Sidonie se joignait peu à ces promenades maternelles. Elle disait que le bruit des enfants la fatiguait, et en cela se trouvait d’accord avec le vieux Gardinois pour qui tout était prétexte à contrarier sa petite-fille. Il croyait y arriver en ne s’occupant que de Sidonie et lui faisant encore plus de fêtes qu’à son dernier séjour. Les voitures enfouies depuis deux ans sous la remise, et qu’on époussetait une fois par semaine parce que les araignées filaient leurs toiles sur les coussins de soie, furent mises à sa disposition. On attelait trois fois par jour, et la grille tournait sur ses gonds continuellement.
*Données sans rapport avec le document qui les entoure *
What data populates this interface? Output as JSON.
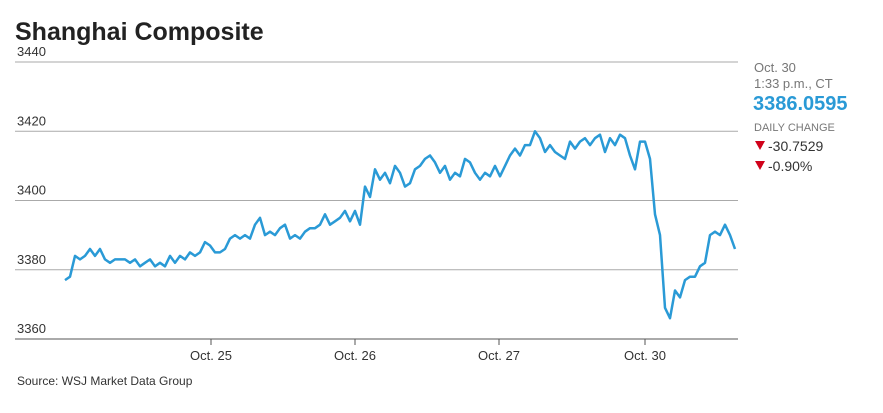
{
  "chart_data": {
    "type": "line",
    "title": "Shanghai Composite",
    "source": "Source: WSJ Market Data Group",
    "color": "#2a9ad6",
    "grid": true,
    "values": [
      3377,
      3378,
      3384,
      3383,
      3384,
      3386,
      3384,
      3386,
      3383,
      3382,
      3383,
      3383,
      3383,
      3382,
      3383,
      3381,
      3382,
      3383,
      3381,
      3382,
      3381,
      3384,
      3382,
      3384,
      3383,
      3385,
      3384,
      3385,
      3388,
      3387,
      3385,
      3385,
      3386,
      3389,
      3390,
      3389,
      3390,
      3389,
      3393,
      3395,
      3390,
      3391,
      3390,
      3392,
      3393,
      3389,
      3390,
      3389,
      3391,
      3392,
      3392,
      3393,
      3396,
      3393,
      3394,
      3395,
      3397,
      3394,
      3397,
      3393,
      3404,
      3401,
      3409,
      3406,
      3408,
      3405,
      3410,
      3408,
      3404,
      3405,
      3409,
      3410,
      3412,
      3413,
      3411,
      3408,
      3410,
      3406,
      3408,
      3407,
      3412,
      3411,
      3408,
      3406,
      3408,
      3407,
      3410,
      3407,
      3410,
      3413,
      3415,
      3413,
      3416,
      3416,
      3420,
      3418,
      3414,
      3416,
      3414,
      3413,
      3412,
      3417,
      3415,
      3417,
      3418,
      3416,
      3418,
      3419,
      3414,
      3418,
      3416,
      3419,
      3418,
      3413,
      3409,
      3417,
      3417,
      3412,
      3396,
      3390,
      3369,
      3366,
      3374,
      3372,
      3377,
      3378,
      3378,
      3381,
      3382,
      3390,
      3391,
      3390,
      3393,
      3390,
      3386
    ],
    "xlim": [
      0,
      134
    ],
    "xticks": [
      {
        "value": 29.2,
        "label": "Oct. 25"
      },
      {
        "value": 58,
        "label": "Oct. 26"
      },
      {
        "value": 86.8,
        "label": "Oct. 27"
      },
      {
        "value": 116,
        "label": "Oct. 30"
      }
    ],
    "ylim": [
      3360,
      3440
    ],
    "yticks": [
      3360,
      3380,
      3400,
      3420,
      3440
    ],
    "quote": {
      "date": "Oct. 30",
      "time": "1:33 p.m., CT",
      "last": "3386.0595",
      "change_label": "DAILY CHANGE",
      "change": "-30.7529",
      "change_pct": "-0.90%"
    }
  }
}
Tout dans la maison suivit cette impulsion mondaine. Le jardinier soignait mieux les fleurs, parce que madame Risler choisissait les plus belles pour mettre dans ses cheveux à l’heure du dîner ; puis il venait des visites. On organisait des goûters, des parties que madame Fromont jeune présidait, mais où Sidonie, avec sa vive allure, brillait sans partage. D’ailleurs Claire lui laissait souvent la place libre. L’enfant avait des heures de sommeil et de promenade, qu’aucun plaisir n’entravait jamais. La mère s’éloignait forcément, et mémo le soir elle était bien des fois privée d’aller avec Sidonie au-devant des deux associés revenant de Paris.

– Tu m’excuseras, disait-elle, en montant dans sa chambre.